When we part, we are both breathing hard, foreheads nearly touching, the space between us so thin it feels like a held breath might shatter it.
“About your question earlier…” Zeidan murmurs, his voice rougher than I have ever heard it.
His hands are still braced at my waist, not pulling me closer, not letting me go, as if he’s giving me the choice he’s denied us both until now.
“If we stopped resisting the bond for just one moment… I would let it happen.”
The words settle into me slowly, not like fire, but like gravity, inevitable, steady, impossible to ignore.
I don’t answer him with words.
I lift my hand instead, fingers sliding into his hair, feeling the tension there, the restraint woven through every strand. He stills instantly, eyes searching mine, giving me one last chance to retreat. I don’t.
I kiss him.
This time it isn’t accidental. It isn’t reactive.

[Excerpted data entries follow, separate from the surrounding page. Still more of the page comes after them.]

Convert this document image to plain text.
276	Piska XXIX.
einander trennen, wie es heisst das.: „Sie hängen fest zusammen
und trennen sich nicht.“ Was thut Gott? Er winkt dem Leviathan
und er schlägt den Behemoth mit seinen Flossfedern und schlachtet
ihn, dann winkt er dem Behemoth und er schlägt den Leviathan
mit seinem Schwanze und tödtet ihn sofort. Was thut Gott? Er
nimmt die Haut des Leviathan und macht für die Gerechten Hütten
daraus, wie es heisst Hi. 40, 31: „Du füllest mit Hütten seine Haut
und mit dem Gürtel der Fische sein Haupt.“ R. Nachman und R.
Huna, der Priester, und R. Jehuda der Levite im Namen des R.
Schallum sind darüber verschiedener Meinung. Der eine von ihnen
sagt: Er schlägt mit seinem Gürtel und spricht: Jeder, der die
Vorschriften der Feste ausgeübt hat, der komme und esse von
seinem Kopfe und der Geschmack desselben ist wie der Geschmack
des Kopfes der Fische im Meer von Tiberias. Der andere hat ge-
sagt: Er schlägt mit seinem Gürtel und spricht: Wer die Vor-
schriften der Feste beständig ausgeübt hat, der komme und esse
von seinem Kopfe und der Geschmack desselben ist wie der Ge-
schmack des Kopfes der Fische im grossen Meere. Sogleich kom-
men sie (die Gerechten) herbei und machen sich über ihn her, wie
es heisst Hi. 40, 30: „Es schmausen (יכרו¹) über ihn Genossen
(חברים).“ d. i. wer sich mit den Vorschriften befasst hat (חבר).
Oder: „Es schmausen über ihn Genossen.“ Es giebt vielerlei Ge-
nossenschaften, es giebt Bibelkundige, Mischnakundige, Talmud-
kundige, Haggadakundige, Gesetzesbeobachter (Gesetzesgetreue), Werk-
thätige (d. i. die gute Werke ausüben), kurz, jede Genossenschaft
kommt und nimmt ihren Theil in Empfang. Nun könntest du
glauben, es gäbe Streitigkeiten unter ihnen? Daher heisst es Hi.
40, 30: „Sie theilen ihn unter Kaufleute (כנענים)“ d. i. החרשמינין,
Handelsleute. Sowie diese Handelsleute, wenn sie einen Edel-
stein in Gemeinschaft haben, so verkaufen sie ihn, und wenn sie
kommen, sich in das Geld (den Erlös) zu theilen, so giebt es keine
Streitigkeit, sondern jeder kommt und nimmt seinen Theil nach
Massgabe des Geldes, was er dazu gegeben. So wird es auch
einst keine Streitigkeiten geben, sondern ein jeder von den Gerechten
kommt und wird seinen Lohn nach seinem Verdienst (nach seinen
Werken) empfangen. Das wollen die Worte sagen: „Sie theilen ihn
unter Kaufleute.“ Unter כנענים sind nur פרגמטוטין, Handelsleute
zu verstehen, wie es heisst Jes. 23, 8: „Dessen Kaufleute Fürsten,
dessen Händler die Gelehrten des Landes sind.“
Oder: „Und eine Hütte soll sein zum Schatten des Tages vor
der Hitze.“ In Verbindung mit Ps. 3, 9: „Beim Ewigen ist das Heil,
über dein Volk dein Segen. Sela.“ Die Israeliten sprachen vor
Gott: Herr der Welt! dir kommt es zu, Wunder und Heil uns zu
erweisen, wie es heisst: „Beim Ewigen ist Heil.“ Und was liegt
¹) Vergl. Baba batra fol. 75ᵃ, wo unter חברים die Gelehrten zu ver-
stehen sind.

It is deliberate and certain and terrifying in the way only honest things are.
My mouth finds his with intention, and the bond responds like it has been waiting for permission all along, warmth unfurling through my chest, through my spine, through every place where fear used to sit.
“Don’t stop,” I gasp, the words a raw plea against his mouth.
Zeidan’s low groan vibrates against my lips, his hands sliding from my waist to my back, pressing me flush against him.
The bond sings, a searing, brilliant thread that pulls tighter with every point of contact.
The world beyond our quarters, the council, the poisoned Wildspont, the accusations, shrinks to a distant, meaningless murmur.
There is only this. Him. The heat of his body, the solid plane of his chest against mine, the devastatingly slow exploration of his tongue.
I pull back just enough to breathe, my forehead resting against his. “You said you’d let it happen.”
His eyes, dark and glittering with a hunger that mirrors my own, hold mine. “I did. And I am.”
How did we get here?
The thought is a flicker, lost in the tidal pull of sensation. Moments ago, we were standing in the center of the room, the charged silence after our argument still ringing in the air. His confession, had hung between us, a truth too heavy to ignore.